7Dans sa conclusion, l’auteur revient sur la gestion de la santé des pays du Sud. Il estime que l’Afrique peut et doit sortir de sa dépendance à l’aide sanitaire internationale. Ce n’est que par la suite que l’on pourra dignement parler d’une véritable coopération entre le États. Les larges avancées opérées par des pays comme le Maroc et le Rwanda dans le secteur de la santé démontrent que la situation n’est pas désespérée et que des solutions existent.
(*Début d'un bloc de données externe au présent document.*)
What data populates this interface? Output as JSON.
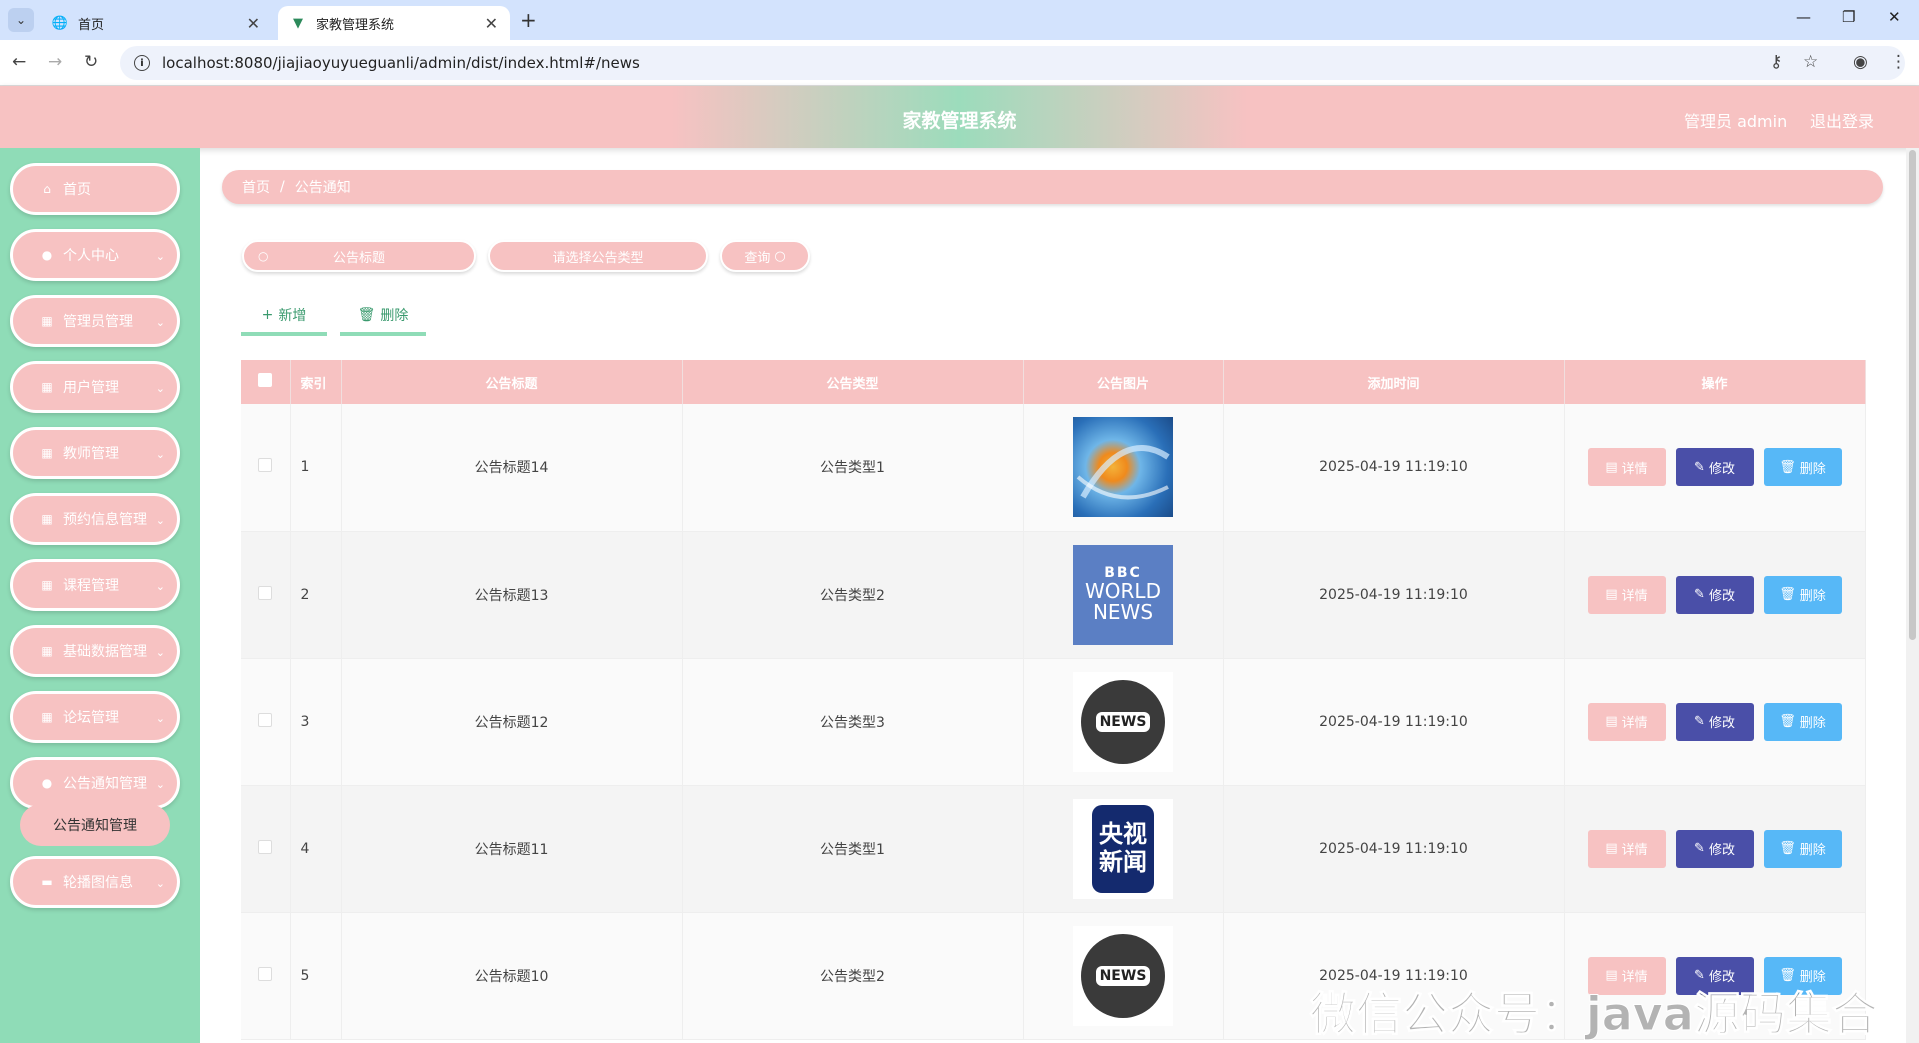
{
  "browser": {
    "tabs": [
      {
        "title": "首页",
        "icon": "globe-icon"
      },
      {
        "title": "家教管理系统",
        "icon": "vue-logo-icon"
      }
    ],
    "url": "localhost:8080/jiajiaoyuyueguanli/admin/dist/index.html#/news"
  },
  "header": {
    "title": "家教管理系统",
    "user_label": "管理员 admin",
    "logout_label": "退出登录",
    "gradient_colors": [
      "#f7c2c2",
      "#9cdcbc"
    ]
  },
  "sidebar": {
    "items": [
      {
        "label": "首页",
        "icon": "home-icon"
      },
      {
        "label": "个人中心",
        "icon": "user-icon"
      },
      {
        "label": "管理员管理",
        "icon": "grid-icon"
      },
      {
        "label": "用户管理",
        "icon": "grid-icon"
      },
      {
        "label": "教师管理",
        "icon": "grid-icon"
      },
      {
        "label": "预约信息管理",
        "icon": "grid-icon"
      },
      {
        "label": "课程管理",
        "icon": "grid-icon"
      },
      {
        "label": "基础数据管理",
        "icon": "grid-icon"
      },
      {
        "label": "论坛管理",
        "icon": "grid-icon"
      },
      {
        "label": "公告通知管理",
        "icon": "user-icon"
      },
      {
        "label": "轮播图信息",
        "icon": "ticket-icon"
      }
    ],
    "submenu": "公告通知管理"
  },
  "breadcrumb": {
    "home": "首页",
    "current": "公告通知"
  },
  "search": {
    "title_placeholder": "公告标题",
    "type_placeholder": "请选择公告类型",
    "query_label": "查询"
  },
  "actions": {
    "add": "新增",
    "delete": "删除"
  },
  "table": {
    "headers": [
      "索引",
      "公告标题",
      "公告类型",
      "公告图片",
      "添加时间",
      "操作"
    ],
    "rows": [
      {
        "index": "1",
        "title": "公告标题14",
        "type": "公告类型1",
        "image": "news-globe-image",
        "time": "2025-04-19 11:19:10"
      },
      {
        "index": "2",
        "title": "公告标题13",
        "type": "公告类型2",
        "image": "bbc-world-news-image",
        "time": "2025-04-19 11:19:10"
      },
      {
        "index": "3",
        "title": "公告标题12",
        "type": "公告类型3",
        "image": "news-badge-image",
        "time": "2025-04-19 11:19:10"
      },
      {
        "index": "4",
        "title": "公告标题11",
        "type": "公告类型1",
        "image": "cctv-news-image",
        "time": "2025-04-19 11:19:10"
      },
      {
        "index": "5",
        "title": "公告标题10",
        "type": "公告类型2",
        "image": "news-badge-image",
        "time": "2025-04-19 11:19:10"
      }
    ],
    "op_detail": "详情",
    "op_edit": "修改",
    "op_delete": "删除",
    "bbc_logo": "BBC",
    "bbc_world": "WORLD",
    "bbc_news": "NEWS",
    "news_badge": "NEWS",
    "cctv_line1": "央视",
    "cctv_line2": "新闻"
  },
  "watermark": "微信公众号：java源码集合"
}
8L’ouvrage du professeur Issakha Diallo réussit à décrypter les enjeux complexes de la coopération internationale en santé. Nous pouvons en retenir que le monde est confronté à des besoins sanitaires énormes, qui se manifestent très inégalement entre les États. La coopération internationale en santé, principal recours pour les pays du Sud, n’apparaît pas en réalité comme le meilleur moyen pour satisfaire efficacement ces besoins. Chaque État devrait être responsable de sa situation sanitaire pour que la coopération soit un échange « gagnant-gagnant ». C’est pourquoi Issakha Diallo croit davantage dans une coopération entre pays qui ont des budgets et des revenus similaires, chacun remplissant sa part dans une relation équitable et durable. Reste à savoir si une institution non onusienne consacrée uniquement au pays du Sud réussirait mieux que l’OMS à accompagner ces pays pour qu’ils parviennent à satisfaire eux-mêmes leurs besoins sanitaires.
Notes
1 Dans un article récent, elle explique que « l’OMS contrôle à peine 20 % de son budget. Le reste se compose de “contributions volontaires extrabudgétaires” provenant des (riches) États membres et de fondations privées, dont la quasi-totalité est affectée à des priorités et des programmes spécifiques déterminés par les donateurs ». Alison Katz, « Contrôle des épidémies ? L’OMS avait la solution... il y a 40 ans », Santé conjuguée, n° 91, juin 2020, disponible en ligne : https://www.maisonmedicale.org/Controle-des-epidemies-L-OMS-avait-la-solution-il-y-a-40-ans.html.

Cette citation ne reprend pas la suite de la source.